The biggest problem is that it continues the Biden policy of trying to create division in Americans. They want people to view themselves forever as not just an American, as we did when I was a child, but for forever as: I am Hispanic American. I am an Asian American. I am picked on.

This is a way to, I believe, destroy America. I think that is why the Biden administration is going down this path.

I do think, coming back to the mainstream media, we should ask ourselves why I have a hard time finding anybody back in my district who is aware that we have recently given preferences to this whole new body of people, which is a significant policy change. If we had a competent press corps in this country, it is something everybody would be aware of, and we would have had a public discussion about.

The final topic, which I don't think has been discussed enough, is the goal to have two-thirds of our vehicles be electric vehicles by 2032.

I recently bought a car, a Ford Escape, and it occurs to me now that it is not impossible that this will be the final normal car I will ever own.

There are a lot of things that can be said about electric cars, but almost all of them are bad. My major concern--though there are others, as well--is that they are more expensive. When I talk to my insurance agent, he tells me the cost of auto insurance with an electric car could easily be up more than 50 percent. There are other sources who don't say it will be that high, but I think everybody would agree it will be at least a 20 or 30 percent increase in the cost of auto insurance.

This, at a time, where due to the excessive spending of the Biden administration, the cost of housing is through the roof and the cost of food is through the roof. Well, guess what? The cost of a car is about to go up. I am told the cost of a new pickup could go up $20,000 as we switch to electric cars. The cost of insurance is going up.

In addition to that, we have the problems that our infrastructure is not even remotely ready for electric vehicles and the problems you are going to have in which you are not able to drive as many miles. I happen to be from Wisconsin, where the huge problem will be trying to get these things charged when it is 10 degrees below outside.

In any event, it is something for this body to pay attention to and to warn our constituents about so they are aware that as they set aside money for a new car--I think it is a smart thing to set aside money so you don't go into debt--you are going to have to set aside extra money if you plan on buying a new car more than 8 years from now. It is just one more cost that is going to make it more difficult for young Americans to join the middle class and prepare for the American Dream.

In summary, I mentioned the four issues I wish the press would pay attention to.

In the Wisconsin area, the University of Wisconsin at Milwaukee came out with a ridiculous press release, which they have tried to modify, but nowhere near enough, in which they imply that Israel has to do something as far as ending the war in the Middle East, not, apparently, Hamas, the brutal people who killed many Israelis a little over half a year ago now.

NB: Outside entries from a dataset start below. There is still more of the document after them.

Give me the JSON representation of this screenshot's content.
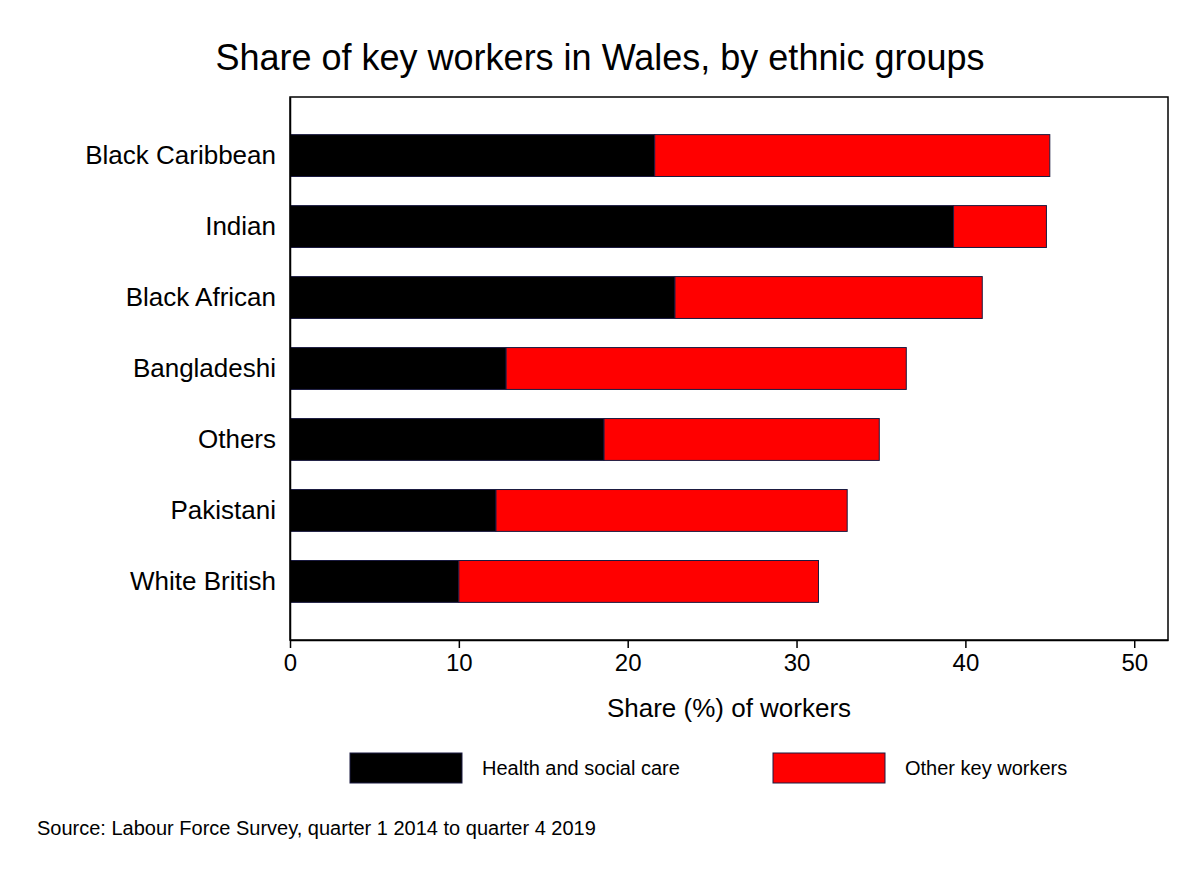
{
  "chart_data": {
    "type": "bar",
    "orientation": "horizontal",
    "stacked": true,
    "title": "Share of key workers in Wales, by ethnic groups",
    "x_label": "Share (%) of workers",
    "caption": "Source: Labour Force Survey, quarter 1 2014 to quarter 4 2019",
    "categories": [
      "Black Caribbean",
      "Indian",
      "Black African",
      "Bangladeshi",
      "Others",
      "Pakistani",
      "White British"
    ],
    "series": [
      {
        "name": "Health and social care",
        "color": "#000000",
        "values": [
          21.6,
          39.3,
          22.8,
          12.8,
          18.6,
          12.2,
          10.0
        ]
      },
      {
        "name": "Other key workers",
        "color": "#ff0000",
        "values": [
          23.4,
          5.5,
          18.2,
          23.7,
          16.3,
          20.8,
          21.3
        ]
      }
    ],
    "xlim": [
      0,
      52
    ],
    "xticks": [
      0,
      10,
      20,
      30,
      40,
      50
    ],
    "grid": false,
    "legend": "bottom"
  }
}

The second issue to look at is that, one more time, we have a record number of people coming here for a month, a record number of people coming across the border in April, at a time, by the way, when we are hitting in 4-year increments records of people being sworn in as immigrants legally. It is not like nobody is coming in here, but I think the American public ought to be appalled that, one more time, in April 2024, we hit an all-time record for people coming here in April.

The third issue almost entirely unreported in the mainstream media is the fact that we apparently are going to give preferences to people from North Africa, Libya, Algeria, whatever, over to the Middle East, Syria, Iran, as far as government contracting and probably government employment. I don't know if it is something we can undo if we get a different President, but it is certainly very divisive.

With it comes the bureaucracy that will forever tell people from North Africa and the Middle East that they should identify not just as American but a Middle Eastern American or a North African American.

Finally, I hope the press, as the clock winds down to 2032, warns Americans what they are going to have to expect as far as driving a new electric vehicle.